Orden del Día / 189

•junio 4, 2015 • Dejar un comentario

CORTANDO ETIQUETAS

No podría precisar la fecha, pero con seguridad fue hace bastante tiempo y en una época del año en que las seis de la tarde es noche prematura. El semáforo de Av. Sarmiento aún no había soltado de la gatera al aluvión de autos, ávidos de escapar del trajín diario. Eso hacía que el único sonido que sentía yo, que venía corriendo por el sendero de Av. Figueroa Alcorta, fuera el de mi propio jadeo a ritmo de trote. A la altura de la curva del puente del Velódromo, apareció del fondo de la negrura un hombre bajando del terraplén.

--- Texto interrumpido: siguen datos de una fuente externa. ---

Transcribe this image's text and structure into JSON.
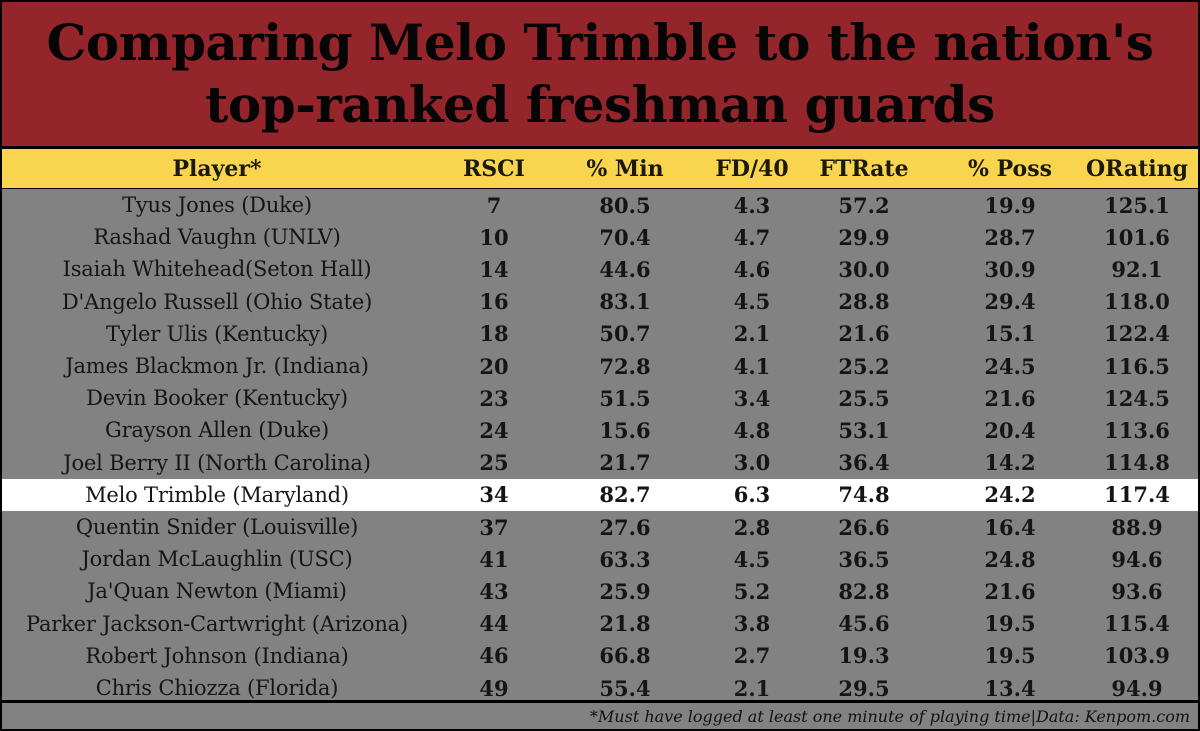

Con una mano sostenía su jean abierto a la altura de la cadera y con la otra manoseaba libidinoso su miembro amenazante. Pegué un pique tan veloz hacia Av. Dorrego que hubiera merecido ser cronometrado. Mientras el degenerado corría en un intento vano tras de mí, el semáforo echó a rodar al tránsito, y los conductores, aún a alta velocidad, hicieron sonar su repudio en una ráfaga de bocinas. La bestia cobarde volvió a su guarida. Yo llegué a Dorrego sin mirar atrás. En sentido contrario venía un corredor. Me abalancé sobre él, temblando, y en una voz ahogada por la falta de aire le imploré un Socorro.
– Tranquila -me dijo con voz calma-, no te va a pasar nada, ahora estás conmigo.
En ese momento, sentí como si un Súperman alado hubiese bajado de los cielos para protegerme. Hoy me pregunto por qué es necesario estar con un Súperman alado para que a las mujeres no nos pase nada.
Súperman cambió su rumbo original y me escoltó en un trote hasta la avenida. Al llegar a casa estallé en llanto en el tubo del teléfono. Quien estaba al otro lado recibiendo la catarsis era mi novio de ocasión que, aunque tenía previsto un agasajo por mi cumpleaños, me dijo:
– Cálmate, mi amor. Paso a buscarte en un rato y antes de ir a cenar, vamos juntos a la Comisaría.
Me bañé, pasé por el proceso habitual de conversión de pibita que corre a mujer presentable, y bajé cuando sonó el timbre.
– ¡Estás bellísima! ¿Quién te va a tomar una denuncia así vestida? No es creíble -remató y consiguió convencerme.

Otra vez, más cercana en el tiempo, yo me probaba una prenda que acababa de comprar, ante los ojos de mi hombre de ocasión, esperando de él la respuesta habitual y desinteresada de la mayoría de los hombres: “te queda bien”, pero me vi sorprendida por otro comentario:
– Una de dos -sentenció-, o usás esos pantalones o escribís.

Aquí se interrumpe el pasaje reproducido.